Es Vedra - a stones throw from the breathtaking, must-visit view of Can Porroig harbour - is known for sending compasses haywire, and is said to have magnetic properties.

Just one of the reasons, perhaps, why people keep dragging themselves back to Ibiza for more.

Three things to do:

1 Many wouldn’t believe it, but there was life on the island before it started to become invaded by stag nights and revellers. By many thousands of years, in fact. Take a trip to the Puig des Molins Necropolis (www.maef.es) to see how it all began - and ended - for the people who shaped Ibiza in its formative years.

2The sun sets in every country in the world - but few places have a more beautiful sunset than Ibiza. Take a trip over to San Antonio and visit the Sun Sea bar (www.sunseabar-ibiza.com) on the seafront, and warm up for the night ahead with a cocktail (or two!)

3The hippy movement made Ibiza one of its homes in the 1960s, and many haven’t left.

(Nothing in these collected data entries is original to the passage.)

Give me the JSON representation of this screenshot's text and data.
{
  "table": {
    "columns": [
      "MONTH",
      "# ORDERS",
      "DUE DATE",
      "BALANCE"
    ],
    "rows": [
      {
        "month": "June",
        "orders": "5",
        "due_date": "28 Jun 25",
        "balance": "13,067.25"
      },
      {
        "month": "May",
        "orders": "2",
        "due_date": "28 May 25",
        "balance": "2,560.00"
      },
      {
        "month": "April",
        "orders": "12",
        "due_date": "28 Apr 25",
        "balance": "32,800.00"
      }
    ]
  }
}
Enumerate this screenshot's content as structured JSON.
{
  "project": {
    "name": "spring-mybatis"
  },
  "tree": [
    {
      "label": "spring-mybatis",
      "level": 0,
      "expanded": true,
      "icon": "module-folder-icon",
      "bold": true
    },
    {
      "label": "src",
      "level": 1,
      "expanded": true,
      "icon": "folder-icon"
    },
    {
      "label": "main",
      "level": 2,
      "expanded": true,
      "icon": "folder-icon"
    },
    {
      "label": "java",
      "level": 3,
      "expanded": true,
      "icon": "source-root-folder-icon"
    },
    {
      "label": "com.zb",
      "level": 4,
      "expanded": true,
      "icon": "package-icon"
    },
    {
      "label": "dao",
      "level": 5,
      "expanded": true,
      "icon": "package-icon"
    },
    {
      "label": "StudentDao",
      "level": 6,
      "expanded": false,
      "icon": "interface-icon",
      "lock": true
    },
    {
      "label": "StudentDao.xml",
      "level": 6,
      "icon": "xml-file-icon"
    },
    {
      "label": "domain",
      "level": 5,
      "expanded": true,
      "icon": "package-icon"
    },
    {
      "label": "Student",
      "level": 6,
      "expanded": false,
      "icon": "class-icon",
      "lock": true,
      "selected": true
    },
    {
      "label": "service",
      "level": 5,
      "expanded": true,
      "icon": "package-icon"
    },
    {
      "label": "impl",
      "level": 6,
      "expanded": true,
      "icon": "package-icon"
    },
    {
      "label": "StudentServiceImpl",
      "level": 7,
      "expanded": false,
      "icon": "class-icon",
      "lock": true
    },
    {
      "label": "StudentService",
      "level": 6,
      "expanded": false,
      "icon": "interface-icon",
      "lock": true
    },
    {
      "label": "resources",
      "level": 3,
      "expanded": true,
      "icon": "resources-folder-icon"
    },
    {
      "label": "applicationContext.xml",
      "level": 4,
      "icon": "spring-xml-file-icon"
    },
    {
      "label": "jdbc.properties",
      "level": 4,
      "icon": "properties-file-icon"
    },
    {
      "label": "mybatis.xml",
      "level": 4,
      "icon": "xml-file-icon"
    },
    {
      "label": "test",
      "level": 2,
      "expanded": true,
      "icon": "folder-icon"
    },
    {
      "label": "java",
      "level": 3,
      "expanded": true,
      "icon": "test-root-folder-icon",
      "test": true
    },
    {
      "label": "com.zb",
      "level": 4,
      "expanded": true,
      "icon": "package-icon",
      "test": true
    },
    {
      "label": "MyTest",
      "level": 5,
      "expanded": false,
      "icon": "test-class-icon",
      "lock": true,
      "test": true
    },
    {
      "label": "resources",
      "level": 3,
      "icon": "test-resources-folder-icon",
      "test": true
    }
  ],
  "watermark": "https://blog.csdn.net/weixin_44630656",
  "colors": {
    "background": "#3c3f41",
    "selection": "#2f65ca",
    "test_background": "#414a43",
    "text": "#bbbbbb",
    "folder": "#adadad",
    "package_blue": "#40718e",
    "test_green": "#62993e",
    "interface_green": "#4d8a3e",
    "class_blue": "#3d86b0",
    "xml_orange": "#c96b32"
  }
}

Held four times a week, the Las Dah;ias Hippy Market offers a remarkable array of souvenirs and other goods - while live bands cover numbers by bands including The Beatles.

Stay:

Seven nights bed & breakfast at the four-star Hotel Torre del Mar in Playa D’en Bossa, departing East Midlands Airport on 30th September 2013. Per person price from £459 based on two adults sharing, and including transfers and baggage allowance.

Jet2.com flies to Ibiza from £41 per person - one way, including taxes - from East Midlands, Leeds Bradford, Manchester, Edinburgh, Glasgow, Newcastle, Blackpool and Belfast Airports up to seven times per week.
Set within landscaped gardens, the Hotel Torre del Mar is an oasis of calm in a quieter area of the popular Playa D’En Bossa region.

From its fabulous location, with direct access to Sa Punta beach, visitors can enjoy the best the White Isle has to offer, including a beautiful sandy beach on your doorstep by day, before heading along to the many nearby restaurants and bars in the evening.

Views to a small nearby harbour and both Playa D’En Bossa and Ibiza Town can be enjoyed from the 18th century watchtower in the grounds, from which the hotel takes its name.